Detailed Summary
In this segment of Chapter 1 on Commercial Mathematics, we delve into the essential formulas associated with the Goods and Services Tax (GST). GST is an indirect tax imposed on the supply of goods and services, and knowing the relevant formulas is critical for calculating both tax liabilities and final prices.
Key formulas include:
- GST Calculation: GST = Taxable Amount × GST Rate
provides a straightforward method to determine the GST payable based on the taxable amount and the applicable tax rate.

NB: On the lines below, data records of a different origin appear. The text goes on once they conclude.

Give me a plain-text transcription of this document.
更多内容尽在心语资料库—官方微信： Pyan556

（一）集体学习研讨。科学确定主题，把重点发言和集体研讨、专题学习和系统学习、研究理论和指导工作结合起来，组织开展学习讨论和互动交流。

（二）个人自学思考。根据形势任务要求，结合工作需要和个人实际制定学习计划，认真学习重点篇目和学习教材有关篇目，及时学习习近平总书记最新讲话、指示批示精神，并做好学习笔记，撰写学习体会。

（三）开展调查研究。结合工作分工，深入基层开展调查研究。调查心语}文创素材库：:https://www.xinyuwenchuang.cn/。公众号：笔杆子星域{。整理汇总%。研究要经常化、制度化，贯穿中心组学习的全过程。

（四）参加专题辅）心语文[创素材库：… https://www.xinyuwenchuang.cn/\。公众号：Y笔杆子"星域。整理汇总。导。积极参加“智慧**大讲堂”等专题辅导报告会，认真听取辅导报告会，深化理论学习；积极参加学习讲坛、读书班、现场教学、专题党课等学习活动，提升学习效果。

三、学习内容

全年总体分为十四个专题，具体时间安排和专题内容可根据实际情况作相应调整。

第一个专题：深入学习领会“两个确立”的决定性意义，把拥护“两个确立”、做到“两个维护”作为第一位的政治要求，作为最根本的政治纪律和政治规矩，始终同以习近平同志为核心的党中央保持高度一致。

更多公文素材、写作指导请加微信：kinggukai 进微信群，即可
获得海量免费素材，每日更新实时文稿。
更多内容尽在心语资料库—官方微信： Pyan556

- Final Price Determination: This can be calculated by adding GST to the cost price: Final Price = Cost Price + GST
.
- Input Tax Credit (ITC): Essential for businesses, this credit received for tax paid on purchases can be calculated using the formula: Net GST Payable = Output GST – Input GST
, allowing businesses to offset taxes due.
Example:
A practical example illustrates these formulas in action: If a shopkeeper purchases goods worth ₹10,000 with an 18% GST and sells them for ₹15,000, they first calculate:
- Input GST: ₹10,000 × 18% = ₹1,800
- Output GST: ₹15,000 × 18% = ₹2,700
- Net GST Payable: ₹2,700 - ₹1,800 = ₹900.
Through this example, students can see how these formulas interrelate in real-world scenarios.